When the Democratic Republic of Congo’s eastern neighbours took advantage of an outbreak of political turmoil there to invade in 1998, then-president Laurent Kabila turned to regional powerhouse Angola for help.
Angola’s jets pounded Rwandan and Ugandan positions inside Congo and its troops patrolled the streets of the capital, Kinshasa, fearing the installation of a hostile government sympathetic to its own separatists.
This week, Laurent Kabila’s son, Joseph, another Congolese president facing upheaval at home, heads to Luanda in search of a helping hand.
Heads of state at tomorrow’s Congo-focused regional summit, many of whom have extended their own mandates at home, are likely to back a deal Kabila recently struck with part of the opposition to allow him to stay in power until at least April 2018, beyond his mandate which ends in December.
But analysts say this time Kabila cannot count on unalloyed support from Angola and other allies, especially if its leaders start to see Kabila as the problem, rather than the solution to difficulties in the central African giant.
“Angola prefers a Congo that is weak but stable,” said Jason Stearns, director of the Congo Research Group at New York University.
“If the country becomes seriously unstable, Angola might begin to make its criticism of Kabila more public.”
The main opposition bloc has denounced this month’s accord as a pretext to allow Kabila to cling to power and manoeuvre to change the constitution — charges the government denies.
More than 50 people were killed last month in demonstrations against the extension of Kabila’s term — which the government blames on the logistical problems of organising a November election — and opposition leaders have vowed to give him a “red card” on December 19, the last day of his term.
The goal of Kabila’s trip to Luanda is to win support for the deal, under which a power-sharing government is to be named, his top diplomatic adviser, Barnabe Kikaya bin Karubi, said.
The government hopes regional recognition of the accord can help stem growing pressure from the United States and Europe on Kabila to stand down.
Even with that vote of confidence, further turmoil would damage Kabila’s image as a guarantor of stability, one diplomat said.
The United Nations fears large-scale violence could become “all but inevitable”.
With direct Rwandan or Ugandan intervention in Congo now considered unlikely, Angola’s main fear is an influx of refugees across its 2,600km border if the political situation gets out of hand.
“I don’t think they will want to see one person stay on if that leads to instability,” the diplomat said of Angola.
Millions died in the 1998-2003 war that sucked in more than a half-dozen armies, including Zimbabwe and Namibia, which backed Laurent Kabila and then Joseph after his father’s murder in 2001.
Since then, a series of foreign-backed insurrections has caused havoc in the east but without threatening Kabila’s overall authority.
Kikaya said Kinshasa was not worried about weakening support from its allies but recent visits to Rwanda, Uganda and Tanzania suggest Kabila is working hard to shore up regional support.

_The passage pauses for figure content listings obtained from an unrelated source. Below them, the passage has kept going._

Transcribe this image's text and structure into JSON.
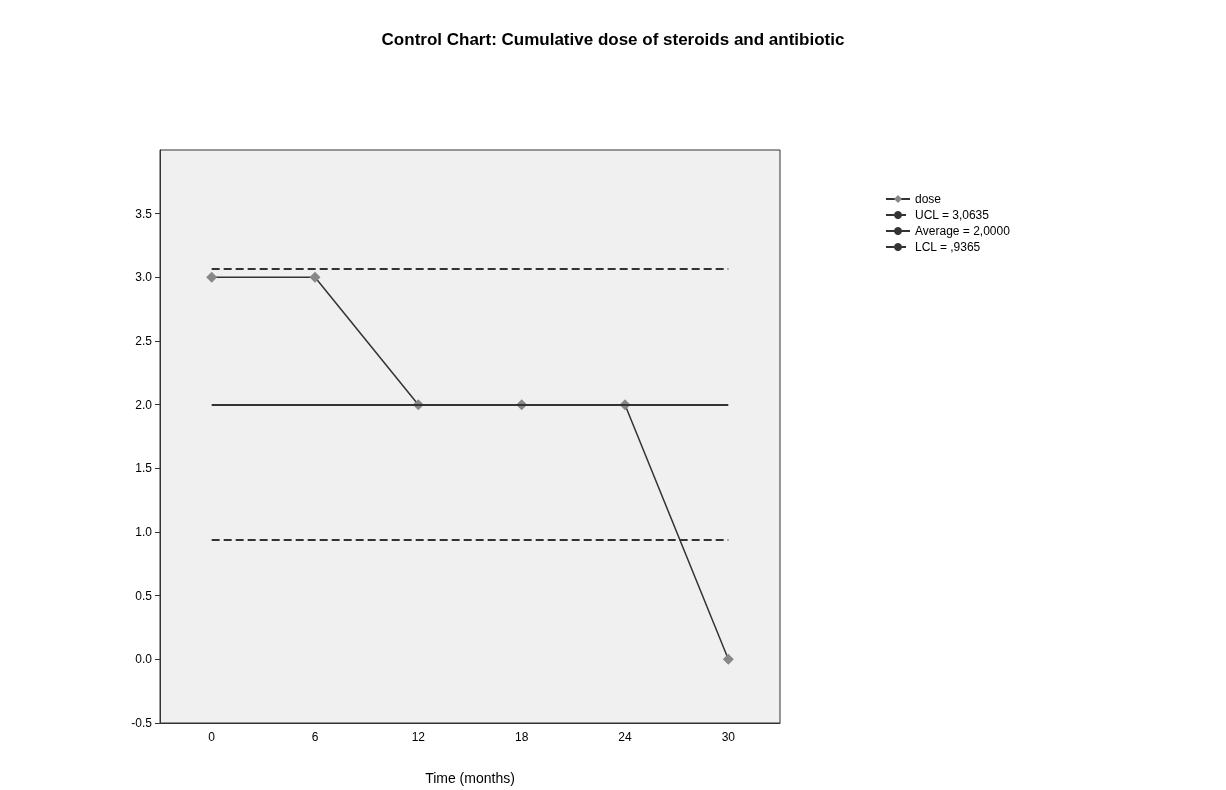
{
  "chart_data": {
    "type": "line",
    "title": "Control Chart: Cumulative dose of steroids and antibiotic",
    "xlabel": "Time (months)",
    "categories": [
      "0",
      "6",
      "12",
      "18",
      "24",
      "30"
    ],
    "series": [
      {
        "name": "dose",
        "color": "#333333",
        "values": [
          3,
          3,
          2,
          2,
          2,
          0
        ]
      }
    ],
    "ref_lines": [
      {
        "axis": "y",
        "value": 3.0635,
        "label": "UCL = 3,0635",
        "color": "#333333",
        "line_style": "dashed"
      },
      {
        "axis": "y",
        "value": 2,
        "label": "Average = 2,0000",
        "color": "#333333",
        "line_style": "solid"
      },
      {
        "axis": "y",
        "value": 0.9365,
        "label": "LCL = ,9365",
        "color": "#333333",
        "line_style": "dashed"
      }
    ],
    "ylim": [
      -0.5,
      4
    ],
    "yticks": [
      -0.5,
      {
        "value": 0,
        "label": "0.0"
      },
      0.5,
      {
        "value": 1,
        "label": "1.0"
      },
      1.5,
      {
        "value": 2,
        "label": "2.0"
      },
      2.5,
      {
        "value": 3,
        "label": "3.0"
      },
      3.5
    ],
    "marker": "diamond",
    "line_style": "solid",
    "grid": false,
    "legend": "right"
  }
}
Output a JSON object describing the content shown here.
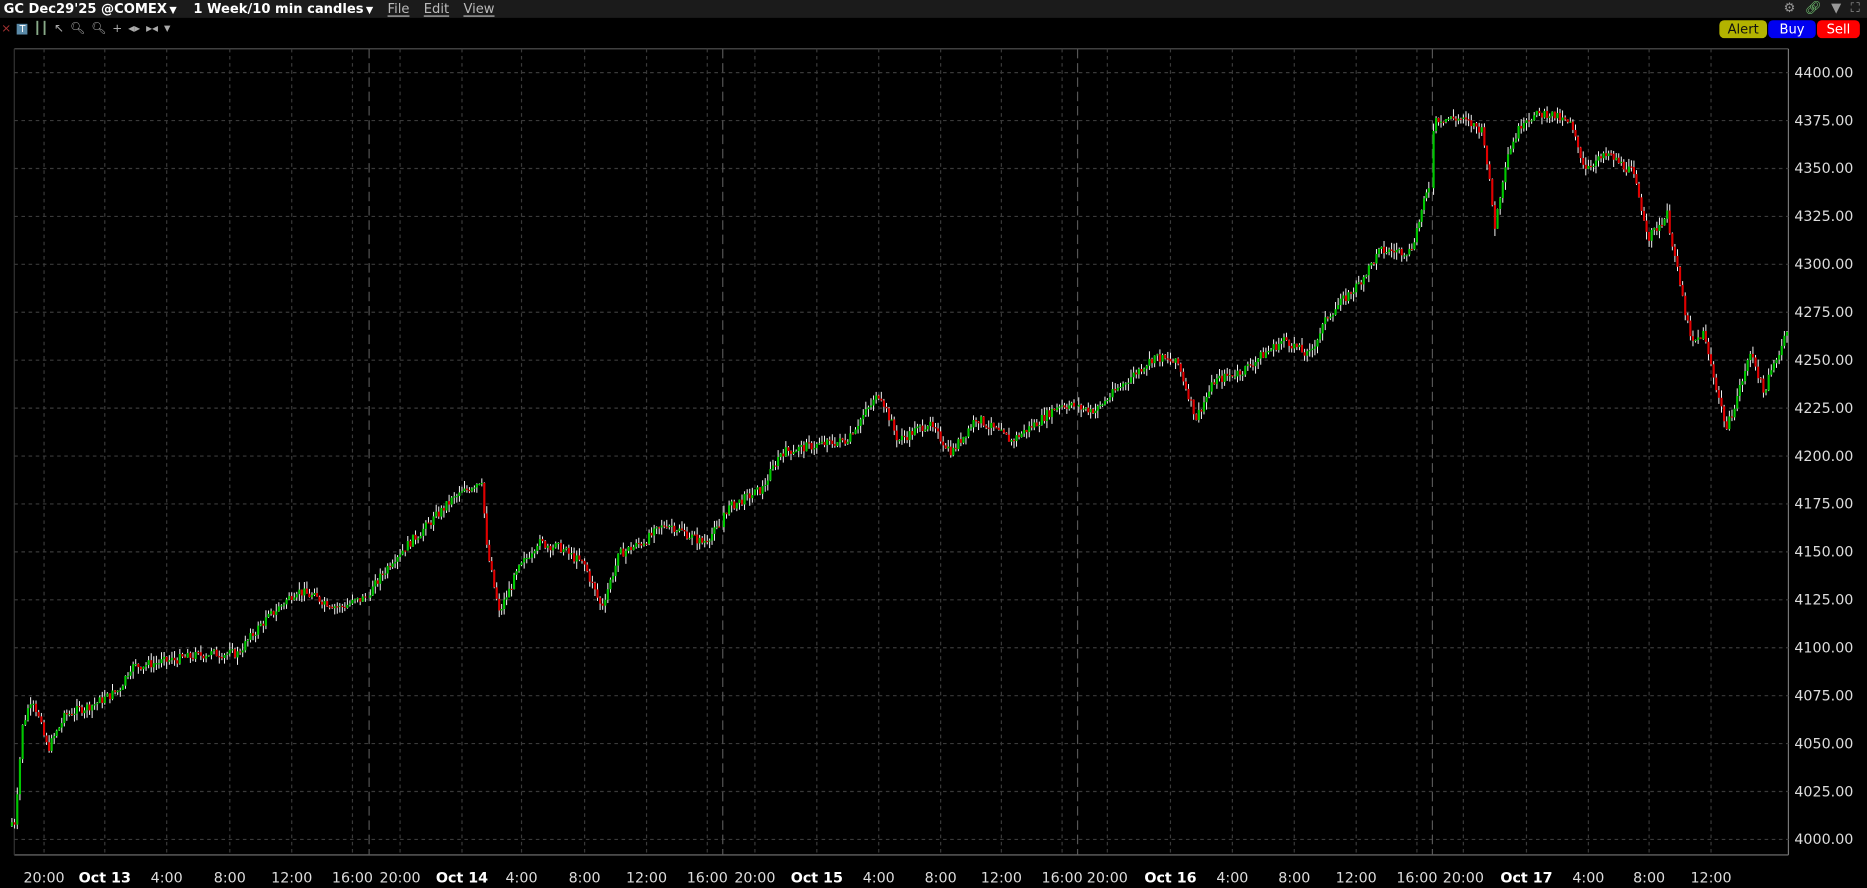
{
  "header": {
    "instrument": "GC Dec29'25 @COMEX",
    "period": "1 Week/10 min candles",
    "menus": [
      "File",
      "Edit",
      "View"
    ],
    "icons": [
      "gear-icon",
      "link-icon",
      "dropdown-icon",
      "fullscreen-icon"
    ]
  },
  "toolbar": {
    "icons": [
      "close-icon",
      "text-tool-icon",
      "bar-style-icon",
      "pointer-draw-icon",
      "zoom-in-icon",
      "zoom-out-icon",
      "crosshair-icon",
      "expand-icon",
      "contract-icon",
      "dropdown-icon"
    ]
  },
  "actions": {
    "alert": "Alert",
    "buy": "Buy",
    "sell": "Sell"
  },
  "colors": {
    "up": "#00c800",
    "down": "#e00000",
    "wick": "#ffffff",
    "grid": "#3a3a3a",
    "background": "#000000"
  },
  "chart_data": {
    "type": "candlestick",
    "ylim": [
      3990,
      4410
    ],
    "yticks": [
      "4000.00",
      "4025.00",
      "4050.00",
      "4075.00",
      "4100.00",
      "4125.00",
      "4150.00",
      "4175.00",
      "4200.00",
      "4225.00",
      "4250.00",
      "4275.00",
      "4300.00",
      "4325.00",
      "4350.00",
      "4375.00",
      "4400.00"
    ],
    "xticks": [
      {
        "label": "20:00",
        "time": "10-12 20:00"
      },
      {
        "label": "Oct 13",
        "time": "10-13 00:00",
        "bold": true
      },
      {
        "label": "4:00",
        "time": "10-13 04:00"
      },
      {
        "label": "8:00",
        "time": "10-13 08:00"
      },
      {
        "label": "12:00",
        "time": "10-13 12:00"
      },
      {
        "label": "16:00",
        "time": "10-13 16:00"
      },
      {
        "label": "20:00",
        "time": "10-13 20:00"
      },
      {
        "label": "Oct 14",
        "time": "10-14 00:00",
        "bold": true
      },
      {
        "label": "4:00",
        "time": "10-14 04:00"
      },
      {
        "label": "8:00",
        "time": "10-14 08:00"
      },
      {
        "label": "12:00",
        "time": "10-14 12:00"
      },
      {
        "label": "16:00",
        "time": "10-14 16:00"
      },
      {
        "label": "20:00",
        "time": "10-14 20:00"
      },
      {
        "label": "Oct 15",
        "time": "10-15 00:00",
        "bold": true
      },
      {
        "label": "4:00",
        "time": "10-15 04:00"
      },
      {
        "label": "8:00",
        "time": "10-15 08:00"
      },
      {
        "label": "12:00",
        "time": "10-15 12:00"
      },
      {
        "label": "16:00",
        "time": "10-15 16:00"
      },
      {
        "label": "20:00",
        "time": "10-15 20:00"
      },
      {
        "label": "Oct 16",
        "time": "10-16 00:00",
        "bold": true
      },
      {
        "label": "4:00",
        "time": "10-16 04:00"
      },
      {
        "label": "8:00",
        "time": "10-16 08:00"
      },
      {
        "label": "12:00",
        "time": "10-16 12:00"
      },
      {
        "label": "16:00",
        "time": "10-16 16:00"
      },
      {
        "label": "20:00",
        "time": "10-16 20:00"
      },
      {
        "label": "Oct 17",
        "time": "10-17 00:00",
        "bold": true
      },
      {
        "label": "4:00",
        "time": "10-17 04:00"
      },
      {
        "label": "8:00",
        "time": "10-17 08:00"
      },
      {
        "label": "12:00",
        "time": "10-17 12:00"
      }
    ],
    "price_path": [
      [
        "10-12 18:10",
        4009
      ],
      [
        "10-12 18:40",
        4059
      ],
      [
        "10-12 19:15",
        4075
      ],
      [
        "10-12 20:15",
        4047
      ],
      [
        "10-12 21:25",
        4065
      ],
      [
        "10-12 23:25",
        4071
      ],
      [
        "10-13 00:55",
        4078
      ],
      [
        "10-13 01:40",
        4090
      ],
      [
        "10-13 04:00",
        4093
      ],
      [
        "10-13 06:40",
        4097
      ],
      [
        "10-13 08:30",
        4097
      ],
      [
        "10-13 10:00",
        4112
      ],
      [
        "10-13 12:20",
        4130
      ],
      [
        "10-13 15:10",
        4121
      ],
      [
        "10-13 18:05",
        4130
      ],
      [
        "10-13 19:30",
        4146
      ],
      [
        "10-13 21:25",
        4161
      ],
      [
        "10-13 23:20",
        4177
      ],
      [
        "10-14 01:20",
        4188
      ],
      [
        "10-14 01:40",
        4152
      ],
      [
        "10-14 02:30",
        4118
      ],
      [
        "10-14 03:45",
        4140
      ],
      [
        "10-14 05:00",
        4155
      ],
      [
        "10-14 06:30",
        4152
      ],
      [
        "10-14 08:00",
        4143
      ],
      [
        "10-14 09:05",
        4121
      ],
      [
        "10-14 10:15",
        4149
      ],
      [
        "10-14 11:45",
        4155
      ],
      [
        "10-14 13:20",
        4165
      ],
      [
        "10-14 15:40",
        4155
      ],
      [
        "10-14 18:30",
        4174
      ],
      [
        "10-14 20:30",
        4183
      ],
      [
        "10-14 21:40",
        4202
      ],
      [
        "10-14 23:30",
        4205
      ],
      [
        "10-15 01:50",
        4208
      ],
      [
        "10-15 04:05",
        4233
      ],
      [
        "10-15 05:15",
        4208
      ],
      [
        "10-15 07:10",
        4217
      ],
      [
        "10-15 08:45",
        4202
      ],
      [
        "10-15 10:20",
        4220
      ],
      [
        "10-15 12:40",
        4208
      ],
      [
        "10-15 14:15",
        4217
      ],
      [
        "10-15 15:50",
        4227
      ],
      [
        "10-15 19:15",
        4224
      ],
      [
        "10-15 21:10",
        4239
      ],
      [
        "10-15 23:00",
        4252
      ],
      [
        "10-16 00:30",
        4248
      ],
      [
        "10-16 01:40",
        4220
      ],
      [
        "10-16 02:50",
        4239
      ],
      [
        "10-16 04:45",
        4245
      ],
      [
        "10-16 05:50",
        4252
      ],
      [
        "10-16 07:25",
        4261
      ],
      [
        "10-16 08:55",
        4252
      ],
      [
        "10-16 10:10",
        4273
      ],
      [
        "10-16 12:05",
        4289
      ],
      [
        "10-16 13:35",
        4307
      ],
      [
        "10-16 15:35",
        4307
      ],
      [
        "10-16 16:30",
        4332
      ],
      [
        "10-16 18:10",
        4376
      ],
      [
        "10-16 19:45",
        4376
      ],
      [
        "10-16 21:15",
        4370
      ],
      [
        "10-16 22:00",
        4320
      ],
      [
        "10-16 22:45",
        4357
      ],
      [
        "10-16 23:50",
        4376
      ],
      [
        "10-17 01:25",
        4379
      ],
      [
        "10-17 02:50",
        4373
      ],
      [
        "10-17 03:45",
        4351
      ],
      [
        "10-17 05:20",
        4357
      ],
      [
        "10-17 06:55",
        4348
      ],
      [
        "10-17 08:00",
        4314
      ],
      [
        "10-17 09:10",
        4326
      ],
      [
        "10-17 10:00",
        4289
      ],
      [
        "10-17 10:45",
        4258
      ],
      [
        "10-17 11:30",
        4264
      ],
      [
        "10-17 13:00",
        4214
      ],
      [
        "10-17 14:35",
        4255
      ],
      [
        "10-17 15:20",
        4233
      ],
      [
        "10-17 16:30",
        4258
      ],
      [
        "10-17 16:50",
        4267
      ]
    ]
  }
}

“He still sees regional alliances as essential in his strategy to extend his time in office — but also possibly to secure personal guarantees in case he is forced out of power,” said Vincent Rouget, Congo analyst at Control Risks.
Economic factors could also complicate Kabila’s strategy.
Relations between Congo and Angola have soured since 2013 due to a dispute over access to offshore oil concessions.
Likewise, South Africa could conclude that Kabila is no longer the best bet to protect its substantial economic interests in Congo.
Congo agreed in 2013 to sell more than half the power from its future 4,800 megawatt Inga 3 hydroelectric dam to South Africa but development has been sluggish and Congo is now almost certain to miss a 2020 deadline to begin providing electricity.
The United States has already imposed targeted sanctions against members of Kabila’s inner circle for allegedly violating human rights and blocking elections and the European Union is threatening to follow suit.
Such moves are unlikely to find support among Kabila’s neighbours, especially Rwanda and Congo Republic, whose leaders recently pushed through changes to their constitutions to let them stand for third terms.
Instead, realpolitik and the desire for stability are almost certain to trump any idealism about democracy.
“African states don’t want to set precedents about interference in domestic affairs,” said Stephanie Wolters, an analyst at the Institute of Strategic Studies in Pretoria.
But the support of regional leaders will not be guaranteed forever and if he has any designs on staying around beyond April 2018, Kabila will need to find a much firmer legal basis for his position, the diplomat said.
“They found a legal way to stay on,” the diplomat said. “Kabila hasn’t.”